De Mastenbroekerpolder heb ik ook leren kennen door mijn ouders die in de jaren negentig in Westenholte woonden en als liefhebber van de hengelsport in die watertjes verscheidene favoriete stekjes hadden. Soms zochten we ze op, als ze er zaten, en zo leerden we de polder kennen.
Moeder had haar ‘visscholing’ aan de Turfkade in Bolsward gehad en viste toen uitsluitend met een bolletje brood als aas. Mijn vader viste echter met maden en moest die voor moeders aan het haakje doen. Naarmate ze ouder werden moest vader steeds meer werk voor zijn grote liefde verzetten en dat deed hij als vanzelf.
Soms gingen ze een hele dag vissen.
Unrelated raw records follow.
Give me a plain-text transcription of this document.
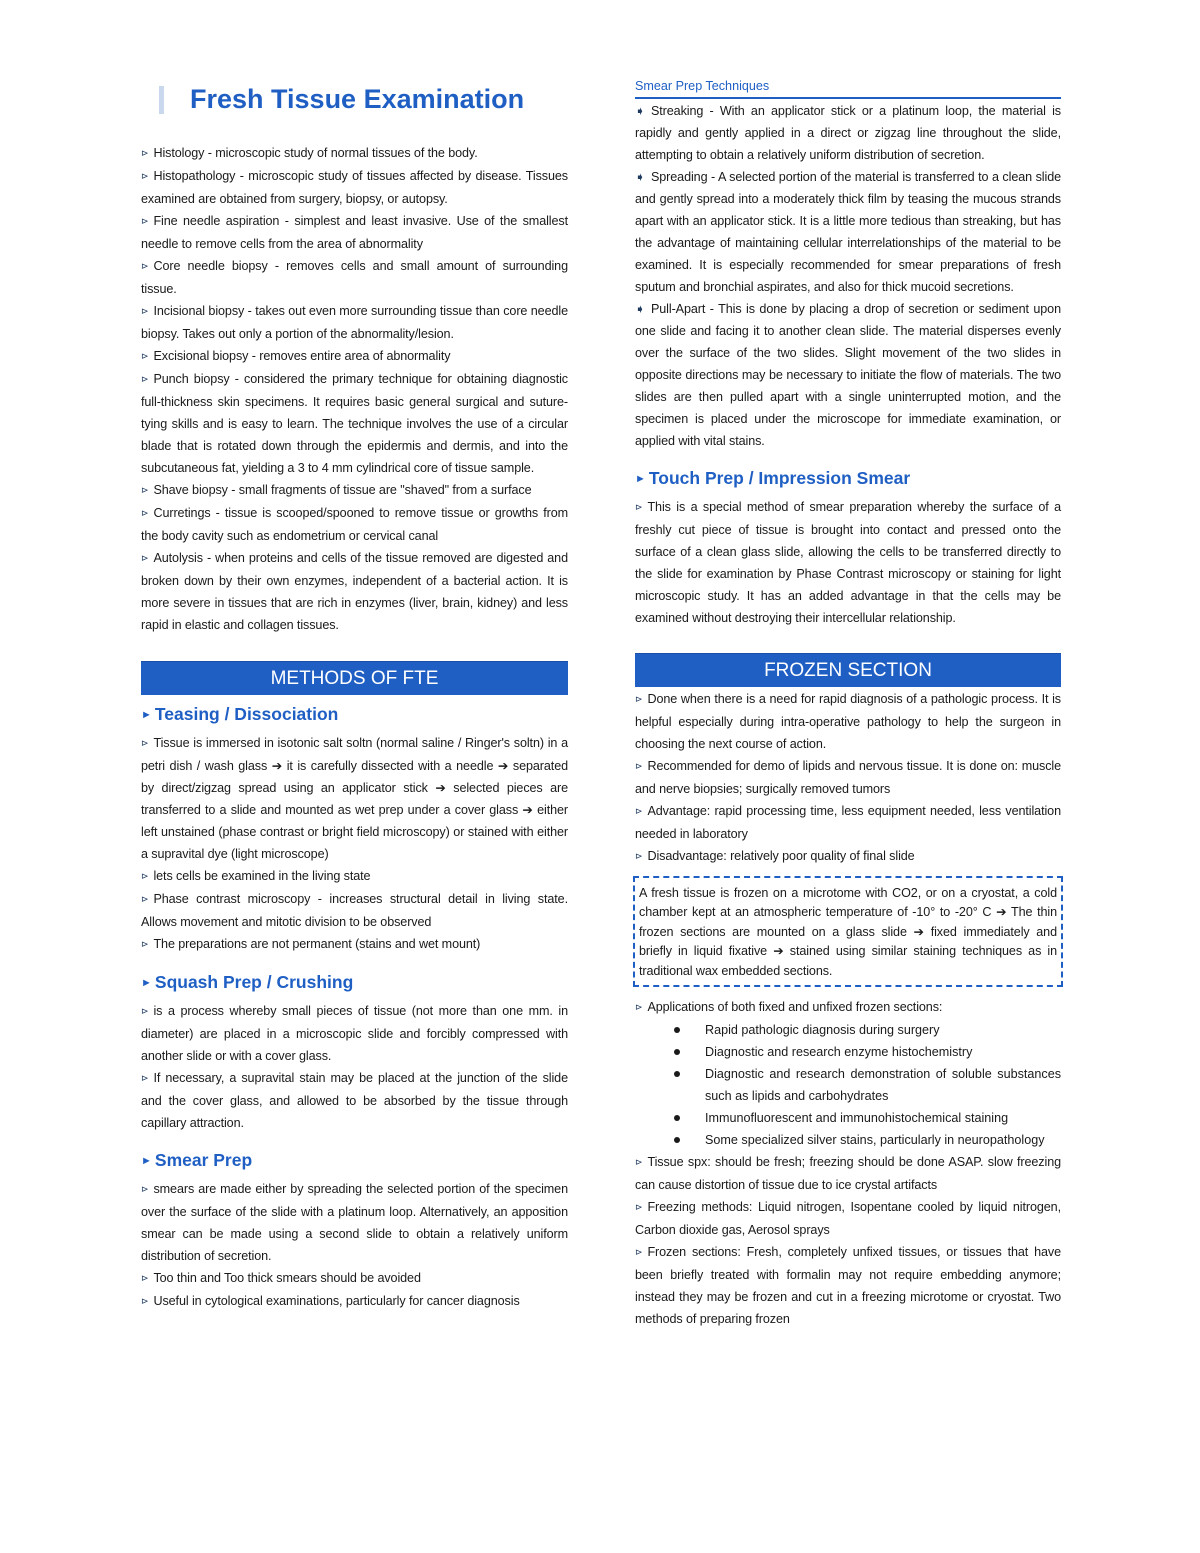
Fresh Tissue Examination

⊳ Histology - microscopic study of normal tissues of the body.

⊳ Histopathology - microscopic study of tissues affected by disease. Tissues examined are obtained from surgery, biopsy, or autopsy.

⊳ Fine needle aspiration - simplest and least invasive. Use of the smallest needle to remove cells from the area of abnormality

⊳ Core needle biopsy - removes cells and small amount of surrounding tissue.

⊳ Incisional biopsy - takes out even more surrounding tissue than core needle biopsy. Takes out only a portion of the abnormality/lesion.

⊳ Excisional biopsy - removes entire area of abnormality

⊳ Punch biopsy - considered the primary technique for obtaining diagnostic full-thickness skin specimens. It requires basic general surgical and suture-tying skills and is easy to learn. The technique involves the use of a circular blade that is rotated down through the epidermis and dermis, and into the subcutaneous fat, yielding a 3 to 4 mm cylindrical core of tissue sample.

⊳ Shave biopsy - small fragments of tissue are "shaved" from a surface

⊳ Curretings - tissue is scooped/spooned to remove tissue or growths from the body cavity such as endometrium or cervical canal

⊳ Autolysis - when proteins and cells of the tissue removed are digested and broken down by their own enzymes, independent of a bacterial action. It is more severe in tissues that are rich in enzymes (liver, brain, kidney) and less rapid in elastic and collagen tissues.

METHODS OF FTE
► Teasing / Dissociation

⊳ Tissue is immersed in isotonic salt soltn (normal saline / Ringer's soltn) in a petri dish / wash glass ➔ it is carefully dissected with a needle ➔ separated by direct/zigzag spread using an applicator stick ➔ selected pieces are transferred to a slide and mounted as wet prep under a cover glass ➔ either left unstained (phase contrast or bright field microscopy) or stained with either a supravital dye (light microscope)

⊳ lets cells be examined in the living state

⊳ Phase contrast microscopy - increases structural detail in living state. Allows movement and mitotic division to be observed

⊳ The preparations are not permanent (stains and wet mount)

► Squash Prep / Crushing

⊳ is a process whereby small pieces of tissue (not more than one mm. in diameter) are placed in a microscopic slide and forcibly compressed with another slide or with a cover glass.

⊳ If necessary, a supravital stain may be placed at the junction of the slide and the cover glass, and allowed to be absorbed by the tissue through capillary attraction.

► Smear Prep

⊳ smears are made either by spreading the selected portion of the specimen over the surface of the slide with a platinum loop. Alternatively, an apposition smear can be made using a second slide to obtain a relatively uniform distribution of secretion.

⊳ Too thin and Too thick smears should be avoided

⊳ Useful in cytological examinations, particularly for cancer diagnosis

Smear Prep Techniques

➧ Streaking - With an applicator stick or a platinum loop, the material is rapidly and gently applied in a direct or zigzag line throughout the slide, attempting to obtain a relatively uniform distribution of secretion.

➧ Spreading - A selected portion of the material is transferred to a clean slide and gently spread into a moderately thick film by teasing the mucous strands apart with an applicator stick. It is a little more tedious than streaking, but has the advantage of maintaining cellular interrelationships of the material to be examined. It is especially recommended for smear preparations of fresh sputum and bronchial aspirates, and also for thick mucoid secretions.

➧ Pull-Apart - This is done by placing a drop of secretion or sediment upon one slide and facing it to another clean slide. The material disperses evenly over the surface of the two slides. Slight movement of the two slides in opposite directions may be necessary to initiate the flow of materials. The two slides are then pulled apart with a single uninterrupted motion, and the specimen is placed under the microscope for immediate examination, or applied with vital stains.

► Touch Prep / Impression Smear

⊳ This is a special method of smear preparation whereby the surface of a freshly cut piece of tissue is brought into contact and pressed onto the surface of a clean glass slide, allowing the cells to be transferred directly to the slide for examination by Phase Contrast microscopy or staining for light microscopic study. It has an added advantage in that the cells may be examined without destroying their intercellular relationship.

FROZEN SECTION

⊳ Done when there is a need for rapid diagnosis of a pathologic process. It is helpful especially during intra-operative pathology to help the surgeon in choosing the next course of action.

⊳ Recommended for demo of lipids and nervous tissue. It is done on: muscle and nerve biopsies; surgically removed tumors

⊳ Advantage: rapid processing time, less equipment needed, less ventilation needed in laboratory

⊳ Disadvantage: relatively poor quality of final slide

A fresh tissue is frozen on a microtome with CO2, or on a cryostat, a cold chamber kept at an atmospheric temperature of -10° to -20° C ➔ The thin frozen sections are mounted on a glass slide ➔ fixed immediately and briefly in liquid fixative ➔ stained using similar staining techniques as in traditional wax embedded sections.

⊳ Applications of both fixed and unfixed frozen sections:

Rapid pathologic diagnosis during surgery
Diagnostic and research enzyme histochemistry
Diagnostic and research demonstration of soluble substances such as lipids and carbohydrates
Immunofluorescent and immunohistochemical staining
Some specialized silver stains, particularly in neuropathology

⊳ Tissue spx: should be fresh; freezing should be done ASAP. slow freezing can cause distortion of tissue due to ice crystal artifacts

⊳ Freezing methods: Liquid nitrogen, Isopentane cooled by liquid nitrogen, Carbon dioxide gas, Aerosol sprays

⊳ Frozen sections: Fresh, completely unfixed tissues, or tissues that have been briefly treated with formalin may not require embedding anymore; instead they may be frozen and cut in a freezing microtome or cryostat. Two methods of preparing frozen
Dat gebeurde meestal in de Beukersgracht langs de Blauwehandsweg, richting Giethoorn. Waarom daar? Gezien hun leeftijd, beiden ver in de 70, was dat makkelijk, ze konden er met hun auto komen.
Eenmaal ter plekke, klapte vaders de stoeltjes en een tafeltje uit, moeder pakte de etenswaren uit en wachtte totdat vaders haar hengel helemaal visklaar had. Moeders gooide in en ging daarna op een stoeltje zitten dat onverwachts in het gras wegzakte, waardoor zij langzaam maar zeker de Beukersgracht in gleed.
Vaders trok haar rap op de wal, wikkelde moeder in een plaid, gooide de hengels en bijbehoren op de achterbank en jakkerde naar huis, zogezegd met de smoor in. Want weg was zijn dagje vissen.
Mijn moeder echter stapte thuis onder de douche, trok droge kleren aan, kwam naar beneden sprak tegen vaders: “Kom Harry, we gaan weer terug!” Die reed even later, trots als een pauw op zo’n vrouw, terug naar het stekkie.